Les groupes d’oppositions joueront-ils le jeu ? « J’espère qu’on ne sera pas dans les postures et les caricatures, mais dans un moment d’échange collectif. » L’élu veut y croire, en rappelant le moment d’unanimité lors du rassemblement contre les violences auquel la maire Jeanne Barseghian (EELV) avait participé. 

L’adjoint chargé de l’équité territoriale, Benjamin Soulet Photo : Abdesslam Mirdass / Rue89 Strasbourg / cc

Le premier adjoint dans le viseur de l’opposition

« Oui, on n’avait rien à redire sur les prises de position de la maire, à ce moment-là », relate le co-président du groupe « Centristes et progressistes », Pierre Jakubowicz (Horizons). « Mais presque au même moment, son premier adjoint (Syamak Agha Babaei, NDLR) publie sur Facebook un long texte, avec une grille d’analyse qu’on n’accepte pas, et qui n’est pas acceptable. » Le conseilleur d’opposition souhaite qu’il soit recadré par la maire :

« Sa tribune a créé des liens de causalité et d’irresponsabilité qui ne peuvent pas être partagés par tous, on n’accepte pas les raccourcis qui y sont fait. Du coup, on a du mal à comprendre quelle est la position de la majorité, les propos de la maire durant le rassemblement, ou ceux de son premier adjoint ? On attend de savoir si elle va le désavouer ou non sur le fond. »

Même tonalité, pour la conseillère d’opposition Céline Geissmann (PS) :

« On voit qu’il y a une dissonance entre la maire et son premier adjoint. On est en république, dans aucun cas les dégradations et les violences ne doivent être justifiées. »

« La République n’appartient pas un camp politique », s’agace Syamak Agha Babaei. Le premier adjoint revient sur sa tribune :

« Dès que je l’ai publiée, il y a eu un flot de réactions, notamment racistes. Je vois bien que quelqu’un comme moi, placé où je suis, ne peut être que cible d’attaques, dès qu’il ne dit pas ce qu’ils veulent. Je suis toujours suspect de ne pas faire partie de l’arc républicain. »

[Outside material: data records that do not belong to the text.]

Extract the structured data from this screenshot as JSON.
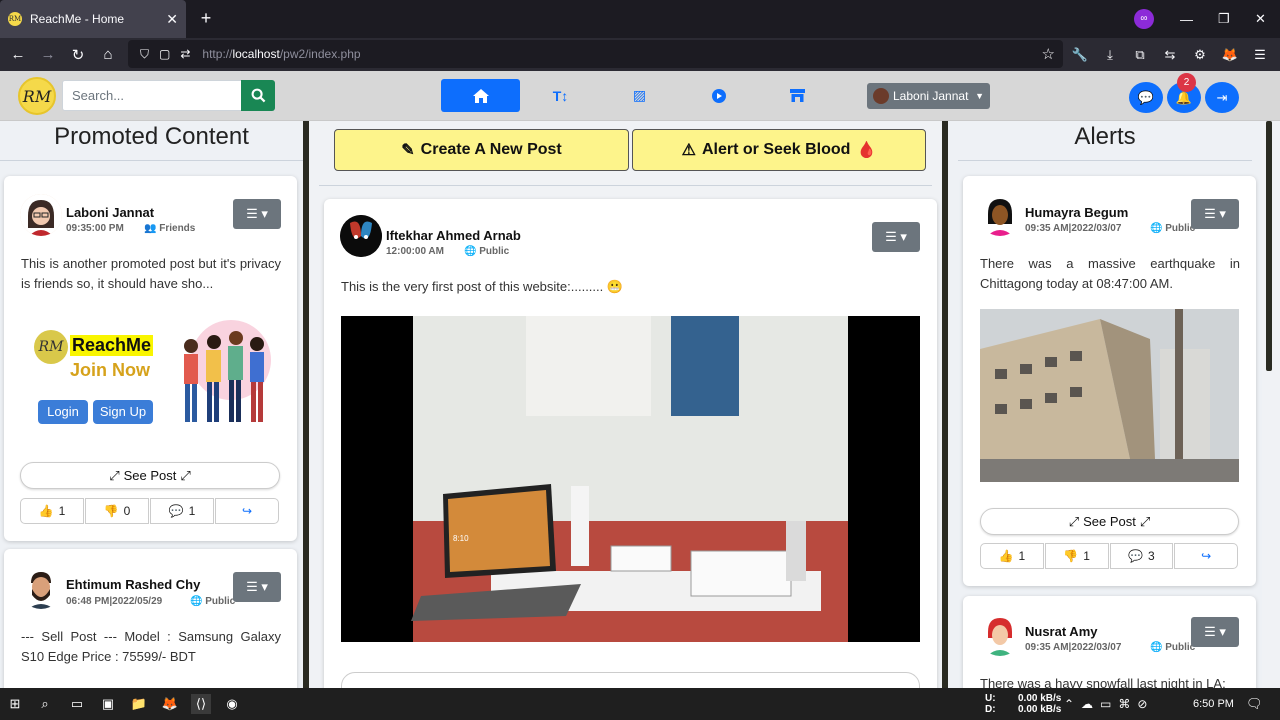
{
  "browser": {
    "tab_title": "ReachMe - Home",
    "url_prefix": "http://",
    "url_host": "localhost",
    "url_path": "/pw2/index.php"
  },
  "header": {
    "logo_text": "RM",
    "search_placeholder": "Search...",
    "user_name": "Laboni Jannat",
    "notification_count": "2"
  },
  "left": {
    "heading": "Promoted Content",
    "post1": {
      "name": "Laboni Jannat",
      "time": "09:35:00 PM",
      "privacy": "Friends",
      "text": "This is another promoted post but it's privacy is friends so, it should have sho...",
      "promo_brand": "ReachMe",
      "promo_join": "Join Now",
      "promo_login": "Login",
      "promo_signup": "Sign Up",
      "see_post": "See Post",
      "likes": "1",
      "dislikes": "0",
      "comments": "1"
    },
    "post2": {
      "name": "Ehtimum Rashed Chy",
      "time": "06:48 PM|2022/05/29",
      "privacy": "Public",
      "text": "--- Sell Post --- Model : Samsung Galaxy S10 Edge Price : 75599/- BDT"
    }
  },
  "middle": {
    "create_post": "Create A New Post",
    "alert_blood": "Alert or Seek Blood",
    "post": {
      "name": "Iftekhar Ahmed Arnab",
      "time": "12:00:00 AM",
      "privacy": "Public",
      "text": "This is the very first post of this website:.........",
      "laptop_time": "8:10"
    }
  },
  "right": {
    "heading": "Alerts",
    "alert1": {
      "name": "Humayra Begum",
      "time": "09:35 AM|2022/03/07",
      "privacy": "Public",
      "text": "There was a massive earthquake in Chittagong today at 08:47:00 AM.",
      "see_post": "See Post",
      "likes": "1",
      "dislikes": "1",
      "comments": "3"
    },
    "alert2": {
      "name": "Nusrat Amy",
      "time": "09:35 AM|2022/03/07",
      "privacy": "Public",
      "text": "There was a havy snowfall last night in LA:"
    }
  },
  "taskbar": {
    "net_up_label": "U:",
    "net_down_label": "D:",
    "net_up": "0.00 kB/s",
    "net_down": "0.00 kB/s",
    "time": "6:50 PM"
  },
  "colors": {
    "primary": "#0d6efd",
    "success": "#198754",
    "secondary": "#6c757d",
    "danger": "#dc3545",
    "action_yellow": "#fdf48b"
  }
}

L’élu ne s’excuse pas de mentionner les effets rémanents du colonialisme dans son texte. Il bat en brèche les procès en complaisance :

« Je n’excuse pas, j’essaye de comprendre. Je pense qu’un responsable politique qui a cessé de vouloir comprendre devrait faire autre chose. Moi aussi ça me choque que des écoles ou des édifices publics brûlent, mais je ne peux pas renoncer à comprendre. Et puis les faits sont têtus : s’il y a autant de soulèvements en France, qui reviennent par soubresauts, c’est que la question n’est pas réglée. Ce n’est pas honnête de renvoyer toute une partie de la population à la sauvagerie, en leur niant tout message politique. »

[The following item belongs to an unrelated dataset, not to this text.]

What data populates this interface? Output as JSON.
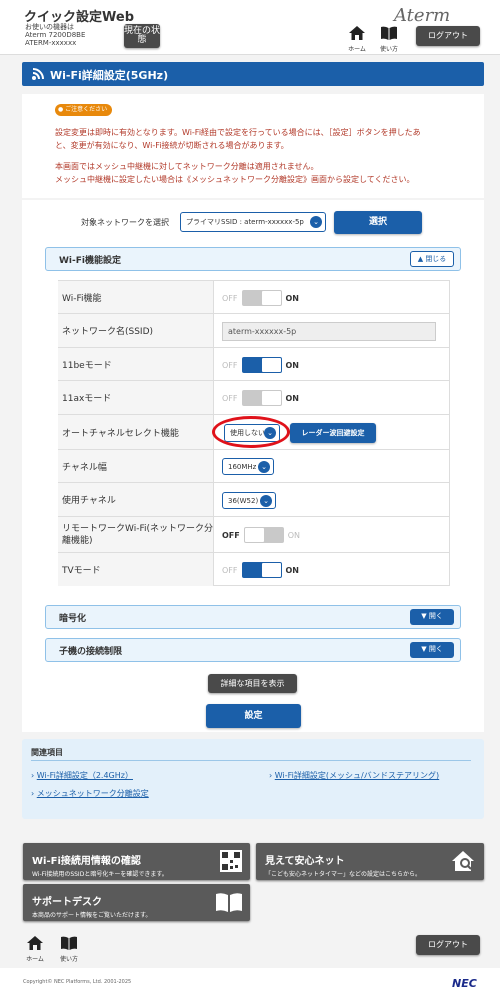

Le premier adjoint chargé des Finances, Syamak Agha Babaei. Photo : Abdesslam Mirdass / Rue89 Strasbourg / cc

 « Ça manque cruellement d’ambitions »

Dans un texte encadrant le débat transmis à l’opposition, la municipalité met en avant les réponses qu’elle veut apporter à la crise. À la colère des quartiers, la Ville répète donc ses mantras : œuvrer pour « l’équité territoriale », agir pour « une politique éducative, sportive, culturelle et associative en faveur de l’émancipation », « lutter contre la pauvreté et les inégalités sociales de santé ». 

Concrètement, la plupart des mesures mises en avant sont déjà dans les tuyaux, comme la conclusion avec l’État d’un contrat de ville 2024-2030 autour des quartiers prioritaires de la ville (QPV), l’ouverture d’un supermarché et d’une boulangerie à l’Elsau, ou le recrutement d’agents territoriaux spécialisés des écoles maternelles (Atsem) supplémentaires.

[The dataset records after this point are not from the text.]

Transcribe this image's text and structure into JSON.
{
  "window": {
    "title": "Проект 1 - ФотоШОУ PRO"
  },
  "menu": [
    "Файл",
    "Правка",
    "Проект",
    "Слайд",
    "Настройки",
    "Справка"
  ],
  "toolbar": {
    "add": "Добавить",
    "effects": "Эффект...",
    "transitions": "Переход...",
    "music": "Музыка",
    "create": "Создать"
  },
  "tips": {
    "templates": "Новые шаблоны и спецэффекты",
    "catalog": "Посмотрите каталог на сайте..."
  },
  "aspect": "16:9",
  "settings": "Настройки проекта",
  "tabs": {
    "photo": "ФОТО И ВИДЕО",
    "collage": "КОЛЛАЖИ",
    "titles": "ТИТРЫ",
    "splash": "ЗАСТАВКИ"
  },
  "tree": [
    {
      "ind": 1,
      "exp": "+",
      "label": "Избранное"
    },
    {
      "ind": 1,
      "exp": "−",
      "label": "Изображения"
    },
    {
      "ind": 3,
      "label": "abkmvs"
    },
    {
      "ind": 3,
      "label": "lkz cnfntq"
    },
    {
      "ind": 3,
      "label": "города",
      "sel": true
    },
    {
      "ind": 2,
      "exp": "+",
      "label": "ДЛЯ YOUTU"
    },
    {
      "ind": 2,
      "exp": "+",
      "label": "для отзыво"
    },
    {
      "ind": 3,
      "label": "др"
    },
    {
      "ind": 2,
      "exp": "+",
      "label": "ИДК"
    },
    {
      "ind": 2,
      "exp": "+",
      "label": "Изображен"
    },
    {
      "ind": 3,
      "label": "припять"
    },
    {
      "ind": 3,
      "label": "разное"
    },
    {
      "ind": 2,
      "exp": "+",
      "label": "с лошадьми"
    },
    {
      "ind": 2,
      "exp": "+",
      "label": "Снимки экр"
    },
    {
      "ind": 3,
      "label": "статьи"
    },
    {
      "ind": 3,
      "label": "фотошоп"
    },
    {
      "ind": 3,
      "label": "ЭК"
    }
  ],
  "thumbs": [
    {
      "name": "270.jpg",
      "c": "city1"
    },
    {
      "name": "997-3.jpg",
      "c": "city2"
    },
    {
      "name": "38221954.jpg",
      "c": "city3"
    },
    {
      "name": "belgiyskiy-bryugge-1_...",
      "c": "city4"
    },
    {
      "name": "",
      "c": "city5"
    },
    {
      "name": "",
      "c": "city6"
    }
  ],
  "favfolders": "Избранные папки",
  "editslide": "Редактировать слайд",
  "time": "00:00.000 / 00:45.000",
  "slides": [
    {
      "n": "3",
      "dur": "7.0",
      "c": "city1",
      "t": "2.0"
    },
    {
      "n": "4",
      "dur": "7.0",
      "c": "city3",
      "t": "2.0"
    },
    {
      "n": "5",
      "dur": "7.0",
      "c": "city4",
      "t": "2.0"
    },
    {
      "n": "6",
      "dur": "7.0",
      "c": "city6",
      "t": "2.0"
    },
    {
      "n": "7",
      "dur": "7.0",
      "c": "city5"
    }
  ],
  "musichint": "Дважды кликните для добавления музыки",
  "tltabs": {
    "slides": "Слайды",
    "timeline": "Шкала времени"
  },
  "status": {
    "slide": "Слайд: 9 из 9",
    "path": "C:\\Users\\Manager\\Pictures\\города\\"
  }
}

« Mon analyse, c’est que ça manque cruellement d’ambitions », tacle la socialiste Céline Geissmann. Elle estime le texte décevant :

« Il n’y a pas vraiment eu de changement de direction suite aux émeutes, ou soulèvements populaires. J’ai l’impression qu’ils ne prennent pas en compte tout ce qu’il s’est passé, il n’y pas d’annonces nouvelles. On nous parle des Atsem, de politique sportive, mais ce n’est pas neuf, donc ce n’est pas une réponse suffisante. »

Céline Geissmann, conseillère municipale au sein du groupe socialiste. Photo : Abdesslam Mirdass / Rue89 Strasbourg / cc

Une rhétorique que réprouve sans surprise Benjamin Soulet :

« Quand je parlais d’humilité, je parlais aussi de ça. On ne fait pas en 15 jours un plan d’action détaillé. Il faut prendre le temps de comprendre et de travailler. Et puis, nous faisons déjà de l’équité territoriale un axe important de notre politique, nous n’avons pas attendu. Maintenant, on doit s’interroger sur la manière d’aller plus loin, notamment pour la préparation du prochain budget. »

Divergence sur les causes

Un clivage apparaît donc entre les groupes de la majorité et l’opposition, sur la nature sociale ou non des émeutes. En particulier du côté du groupe des Républicains, présidé par Jean-Philippe Vetter (LR). Ce dernier torpille sans ménagement le texte de la municipalité :

« Je suis surpris par le lien direct qui est fait entre délinquance et pauvreté. L’expérience que je tire de ma tournée des quartiers populaires et de mes contacts avec les habitants, c’est que personne n’est solidaire avec les délinquants. À aucun moment, je n’ai entendu des habitants proposer des circonstances atténuantes, parce que ce n’est pas la pauvreté qui explique la délinquance. »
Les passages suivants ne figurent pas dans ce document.